A Georgetown University constitutional law professor and the government department chair analyzed current Supreme Court cases and their political implications during a Sept. 16 event.
Joseph Hartman, a government professor, and Anthony Arend, the department chair, detailed two ongoing legal cases involving President Donald Trump: challenges to his sweeping tariffs on foreign countries and his dismissal of a Federal Reserve Board governor. The event, which was coordinated with the university’s Office of the President, celebrated Constitution Day, the anniversary of the signing of the U.S. Constitution on Sept. 17, 1787.

Hartman said Trump’s attempted dismissal of Federal Reserve governor Lisa Cook raises constitutional questions over the president’s unilateral authority to dismiss independent executive department officials.
“It’s likely that where we’re going to end up is much less limitation on presidential control in terms of termination and more restriction on Congress’s ability to limit that in any way,” Hartman said at the event. “So you can look at the entire administrative apparatus as probably moving from insulated expertise that’s nonpartisan to a position that’s much more within the control of elected officials.”
A federal circuit court ruled Sept. 15 that the termination violated Cook’s right to due process. Though she is an executive branch official, the Federal Reserve Act specifies presidents can only dismiss governors “for cause.” Trump pointed to allegations against Cook of mortgage fraud, though she has not faced any charges.
Arend said legal challenges to Trump’s tariff policy — which is based on a broad interpretation of a 1977 law designed to authorize a response to an “unusual and extraordinary threat” — will test the Supreme Court’s willingness to overturn lower courts’ rulings, which have found the tariffs to be illegal.

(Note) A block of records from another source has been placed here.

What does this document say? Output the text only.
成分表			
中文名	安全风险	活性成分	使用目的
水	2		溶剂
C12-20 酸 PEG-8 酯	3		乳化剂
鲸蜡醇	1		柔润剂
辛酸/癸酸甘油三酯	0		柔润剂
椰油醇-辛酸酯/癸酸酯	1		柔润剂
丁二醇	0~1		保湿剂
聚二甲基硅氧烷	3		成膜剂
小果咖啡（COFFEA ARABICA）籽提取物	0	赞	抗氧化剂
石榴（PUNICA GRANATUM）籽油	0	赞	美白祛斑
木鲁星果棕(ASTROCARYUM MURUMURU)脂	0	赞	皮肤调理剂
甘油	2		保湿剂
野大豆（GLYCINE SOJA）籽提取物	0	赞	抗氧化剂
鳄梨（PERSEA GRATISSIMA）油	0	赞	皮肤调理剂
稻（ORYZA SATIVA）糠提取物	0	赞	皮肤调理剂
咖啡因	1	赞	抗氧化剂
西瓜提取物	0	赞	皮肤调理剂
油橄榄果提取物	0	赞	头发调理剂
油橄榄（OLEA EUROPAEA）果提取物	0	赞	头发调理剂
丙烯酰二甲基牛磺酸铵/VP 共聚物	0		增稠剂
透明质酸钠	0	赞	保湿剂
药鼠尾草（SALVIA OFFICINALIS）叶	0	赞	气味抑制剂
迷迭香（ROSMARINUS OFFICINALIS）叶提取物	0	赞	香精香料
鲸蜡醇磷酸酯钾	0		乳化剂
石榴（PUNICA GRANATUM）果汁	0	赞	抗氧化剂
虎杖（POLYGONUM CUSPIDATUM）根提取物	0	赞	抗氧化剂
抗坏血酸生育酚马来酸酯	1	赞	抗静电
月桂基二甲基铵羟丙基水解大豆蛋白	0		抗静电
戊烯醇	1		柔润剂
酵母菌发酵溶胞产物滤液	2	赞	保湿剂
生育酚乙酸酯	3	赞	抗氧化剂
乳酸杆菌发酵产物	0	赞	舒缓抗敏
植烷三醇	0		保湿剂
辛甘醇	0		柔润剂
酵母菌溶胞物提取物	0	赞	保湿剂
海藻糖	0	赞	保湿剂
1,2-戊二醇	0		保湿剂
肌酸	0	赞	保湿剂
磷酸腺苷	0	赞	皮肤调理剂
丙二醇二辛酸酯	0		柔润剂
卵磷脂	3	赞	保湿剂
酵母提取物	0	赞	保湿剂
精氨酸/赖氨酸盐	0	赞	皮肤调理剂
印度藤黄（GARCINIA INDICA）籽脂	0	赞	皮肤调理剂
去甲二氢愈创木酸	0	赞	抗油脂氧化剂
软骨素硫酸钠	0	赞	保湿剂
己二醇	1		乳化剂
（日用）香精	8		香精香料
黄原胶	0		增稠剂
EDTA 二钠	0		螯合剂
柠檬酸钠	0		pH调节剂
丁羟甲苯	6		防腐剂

“If you read the lower court’s decision, in my view, they’re airtight,” Arend said at the event. “But the way the Supreme Court has been ruling, the way the Supreme Court has been overturning precedents, it would not surprise me if the Supreme Court ends up ruling that the President does have this authority, despite the opinions of lower courts.”
The Supreme Court scheduled oral arguments for the tariff case in November. The termination case is also expected to reach the Supreme Court soon.
At the event, multiple students expressed concern that the Supreme Court has become a partisan battleground and has lost some of its political independence. Many experts have also pointed to increasing ideological divides along party lines among the justices.
Arend acknowledged those worries but said he believes the rule of law will prevail.
“There are a lot of things that are bubbling up; there’s so many cases out there we’re having stays that we’re having injunctions, all this stuff,” Arend said. “But we haven’t yet, in my view, reached that point yet.”
Hartman said he believes the justices are not as partisan as they are ideological, pointing to the extensive judicial experience that Justices Samuel Alito, Clarence Thomas and Robert Kavanaugh and Chief Justice John Roberts have.
“I tend to think it’s less about political partisanship than about either ideological or jurisprudential views, and I think you can see that with them,” Hartman said. “There’s no question in my mind that the bias toward deference to the executive with respect to this kind of thing is very much a part of at least three or four of these justices, and has been for a long time.”
Hartman added that he thinks many elected officials appear to have lost their commitment to institutional independence.
“The party seems to have completely overtaken the institution,” Hartman said. “And where I’m looking now, parties seem even more overly dominant relative to the institutional loyalties. I mean, I’m not sure where that goes.”
Arend said the tariffs case will hinge on how Trump interpreted Congress’s 1977 statute and what powers it confers on the executive.
“It’s going to come down to, ‘Did Congress have the authority to delegate this to the President?’” Arend said. “If the answer is no, which the lower courts have ruled, that’s going to be a huge setback for the entire foreign policy of the Trump administration.”